This is a guest post from Troy at The Financial Economist. If you’d like to guest post, please contact me.
Yes, you did read the title correctly. In order to make profitable investments, you do not need to predict the future. I understand that at this point, what I’m saying doesn’t make much sense. Let me elaborate.
Most investors are accustomed to predicting the future of the stock market – where will it be in the next 3 months, 6 months, 1 year, etc. They do “research” online, and come up with all these predictions backed up with fancy data. However, I prefer to invest differently.
I’m not a very smart guy – I literally spent a year preparing for my SAT’s, just to get a meager 1490 (considering the effort v. reward ratio, my score was disappointing). Hence, my brainpower (or lack of) doesn’t let me predict the future like all those Harvard MBA analysts on Wall Street can. My investment style is simple and straightforward: instead of predicting what the economy will be like in the next 3 months or 6 months, I just recognize the fundamentals when they appear. Now you’re probably asking “How does simply recognizing reality give you an edge? You’re not ahead of the curve at all!”
Truth is, you don’t have to be ahead of the curve to make money, because often times the market is behind the curve. Often times, the market will ignore reality and continue on its disillusionment, as in the case with bubbles and market panics. Here’s how to make profitable investments without predicting the future.
- Recognize a divergence between the real fundamental situation and what the market only wants to see.
- Don’t invest just yet – other investors can carry on their disbelief of reality for a long time, and as long as no one cares, the market will not converge with the fundamentals.
- Continue investing on the side of the market hysteria until it ends, even when you clearly see that the fundamentals and the market have diverged. It’s painful to be a benchwarmer and watch the game from the outside.
- Wait until people are forced to notice the fundamentals – when the fundamentals are so obvious that like a 300 pound gorilla, you can’t do anything except care. This sudden change in investors’ perception of the fundamentals is evident because volatility spikes. Wait until people start to care. Then start thinking contrarian investing.
- The key isn’t in knowing that an investment hypothesis is correct, but in knowing the investment is correct right now.
As a corollary, I’d like to add two side notes:
- This investment style is only applicable for major market turning points, when the fundamentals & price diverge. When the fundamentals and price trend are aligned, the market is not moving against reality.

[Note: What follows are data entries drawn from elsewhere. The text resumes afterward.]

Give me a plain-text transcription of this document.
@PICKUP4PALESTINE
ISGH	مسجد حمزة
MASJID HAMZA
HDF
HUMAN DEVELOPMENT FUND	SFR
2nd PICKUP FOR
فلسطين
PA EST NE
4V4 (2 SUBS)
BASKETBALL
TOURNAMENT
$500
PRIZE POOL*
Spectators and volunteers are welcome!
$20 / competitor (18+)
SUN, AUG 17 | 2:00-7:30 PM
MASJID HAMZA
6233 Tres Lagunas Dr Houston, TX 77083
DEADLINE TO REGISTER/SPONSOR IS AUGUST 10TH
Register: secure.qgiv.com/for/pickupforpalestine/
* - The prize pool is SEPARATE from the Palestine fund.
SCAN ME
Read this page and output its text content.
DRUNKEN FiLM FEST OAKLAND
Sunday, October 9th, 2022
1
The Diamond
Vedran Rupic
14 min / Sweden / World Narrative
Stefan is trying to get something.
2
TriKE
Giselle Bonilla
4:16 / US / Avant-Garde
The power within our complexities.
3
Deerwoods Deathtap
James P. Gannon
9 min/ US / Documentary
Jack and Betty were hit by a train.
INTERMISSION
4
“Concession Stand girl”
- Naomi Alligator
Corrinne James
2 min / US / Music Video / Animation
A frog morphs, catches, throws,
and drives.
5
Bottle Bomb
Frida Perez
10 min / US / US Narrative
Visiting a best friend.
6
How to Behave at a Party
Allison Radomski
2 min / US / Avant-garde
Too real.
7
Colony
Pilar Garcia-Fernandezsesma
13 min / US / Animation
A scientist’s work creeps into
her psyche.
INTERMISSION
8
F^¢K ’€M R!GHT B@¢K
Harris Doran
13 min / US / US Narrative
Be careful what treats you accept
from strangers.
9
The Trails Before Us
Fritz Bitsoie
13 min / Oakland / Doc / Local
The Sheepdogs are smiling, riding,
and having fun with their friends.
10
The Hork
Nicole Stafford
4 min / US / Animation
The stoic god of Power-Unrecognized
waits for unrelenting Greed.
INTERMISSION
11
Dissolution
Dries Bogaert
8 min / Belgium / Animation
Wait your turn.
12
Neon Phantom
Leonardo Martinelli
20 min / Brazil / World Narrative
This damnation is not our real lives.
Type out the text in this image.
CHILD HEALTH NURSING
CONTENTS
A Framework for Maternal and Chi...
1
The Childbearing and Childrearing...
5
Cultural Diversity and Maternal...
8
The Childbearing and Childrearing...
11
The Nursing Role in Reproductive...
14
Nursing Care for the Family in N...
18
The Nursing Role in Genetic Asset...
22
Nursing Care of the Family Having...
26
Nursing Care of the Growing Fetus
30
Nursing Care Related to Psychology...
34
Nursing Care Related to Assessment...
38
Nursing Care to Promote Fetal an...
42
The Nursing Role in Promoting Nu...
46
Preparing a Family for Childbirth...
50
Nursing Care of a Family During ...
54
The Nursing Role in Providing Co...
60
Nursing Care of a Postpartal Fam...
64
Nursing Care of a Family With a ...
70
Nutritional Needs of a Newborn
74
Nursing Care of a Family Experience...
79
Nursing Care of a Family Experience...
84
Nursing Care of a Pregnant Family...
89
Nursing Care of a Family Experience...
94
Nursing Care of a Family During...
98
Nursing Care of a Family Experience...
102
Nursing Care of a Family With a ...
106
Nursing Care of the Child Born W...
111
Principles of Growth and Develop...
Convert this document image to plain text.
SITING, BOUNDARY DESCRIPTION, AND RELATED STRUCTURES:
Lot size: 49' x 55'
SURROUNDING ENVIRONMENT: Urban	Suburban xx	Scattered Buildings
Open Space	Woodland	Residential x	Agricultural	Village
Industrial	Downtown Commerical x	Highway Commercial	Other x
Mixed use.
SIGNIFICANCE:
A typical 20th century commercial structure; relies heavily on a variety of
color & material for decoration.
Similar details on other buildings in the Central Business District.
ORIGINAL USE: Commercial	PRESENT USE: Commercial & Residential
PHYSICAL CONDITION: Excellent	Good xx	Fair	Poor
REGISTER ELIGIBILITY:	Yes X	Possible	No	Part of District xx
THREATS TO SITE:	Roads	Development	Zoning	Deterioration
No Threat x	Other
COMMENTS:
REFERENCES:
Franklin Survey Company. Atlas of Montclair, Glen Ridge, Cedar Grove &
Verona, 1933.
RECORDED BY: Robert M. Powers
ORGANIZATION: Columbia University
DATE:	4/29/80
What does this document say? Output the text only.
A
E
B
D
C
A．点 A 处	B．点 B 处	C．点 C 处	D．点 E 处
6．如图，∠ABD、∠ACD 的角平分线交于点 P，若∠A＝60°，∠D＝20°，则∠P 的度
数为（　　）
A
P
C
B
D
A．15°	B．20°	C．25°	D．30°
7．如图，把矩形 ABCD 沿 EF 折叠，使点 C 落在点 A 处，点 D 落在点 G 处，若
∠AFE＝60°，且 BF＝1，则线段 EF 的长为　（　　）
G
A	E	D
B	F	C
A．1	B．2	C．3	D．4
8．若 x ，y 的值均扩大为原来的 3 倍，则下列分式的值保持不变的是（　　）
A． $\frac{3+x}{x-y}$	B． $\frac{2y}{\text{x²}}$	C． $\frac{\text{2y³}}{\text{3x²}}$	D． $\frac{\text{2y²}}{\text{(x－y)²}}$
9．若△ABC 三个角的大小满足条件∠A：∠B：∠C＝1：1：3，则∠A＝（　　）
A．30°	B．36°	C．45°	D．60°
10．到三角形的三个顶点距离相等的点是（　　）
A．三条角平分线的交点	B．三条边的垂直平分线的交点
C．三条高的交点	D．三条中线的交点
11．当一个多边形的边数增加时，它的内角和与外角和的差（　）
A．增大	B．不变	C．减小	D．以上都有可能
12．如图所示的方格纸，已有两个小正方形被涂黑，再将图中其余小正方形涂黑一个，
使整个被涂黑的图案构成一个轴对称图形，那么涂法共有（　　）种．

- A big component of this style is that the market doesn’t care whether the economy is good or bad. The market only cares whether the economy is better or worse. Thus, less negativity in the economy means bullishness, contrary to what logic would have us believe.
Here’s an example. From 2010 – 2013, the Euro problem has never been solved. At random times, the Euro will tank and European interest rates will skyrocket because people are FORCED to care when reality has strayed too far from belief.
Welcome to the Future..
We’ve already established that you only need to recognize the future – you don’t need to predict it. The important question is, how does one recognize the current fundamentals as soon as possible?
Most economic indicators tend to be useless – I’m not questioning the accuracy of their measurements, although sometimes the numbers do seem to be oddly skewed (hey, at least our data is better than Chinese economic “data”!). The problem with most economic indicators is that they come out a month or two after the events have already happened! February’s economic data might be released in April, a whole 2 months after February’s over. What good is data that’s 2 months old? It’s almost useless for investment purposes. There is a solution to this problem though – gauge the economy via real time sources:
- I follow serious business leaders who are in-tune with the business community and are known to speak the truth, such as Jack Welch.
- I watch closely what the likes of Jeff Gundlach (the bond king), Ray Dalio (the investment god) and other serious thinkers have to say.
- I pay special attention to people who speak out against the trend, especially if speaking out does NOT ENTAIL any personal gain. For example, banks were pretty much Ground Zero for the 2008/2009 financial crisis. In February 2009, a lot of CEO’s in the major banks came out to say that things weren’t actually as bad as expected. By saying so, they literally put their lives on the line – lying would be like committing suicide.
- For perennial bulls like Warren Buffett, I probably don’t give a toot about his “Don’t Bet Against America” speeches. But on the rear occasion that he’s bearish – something that you don’t see every day – then red flags should start going off in your head.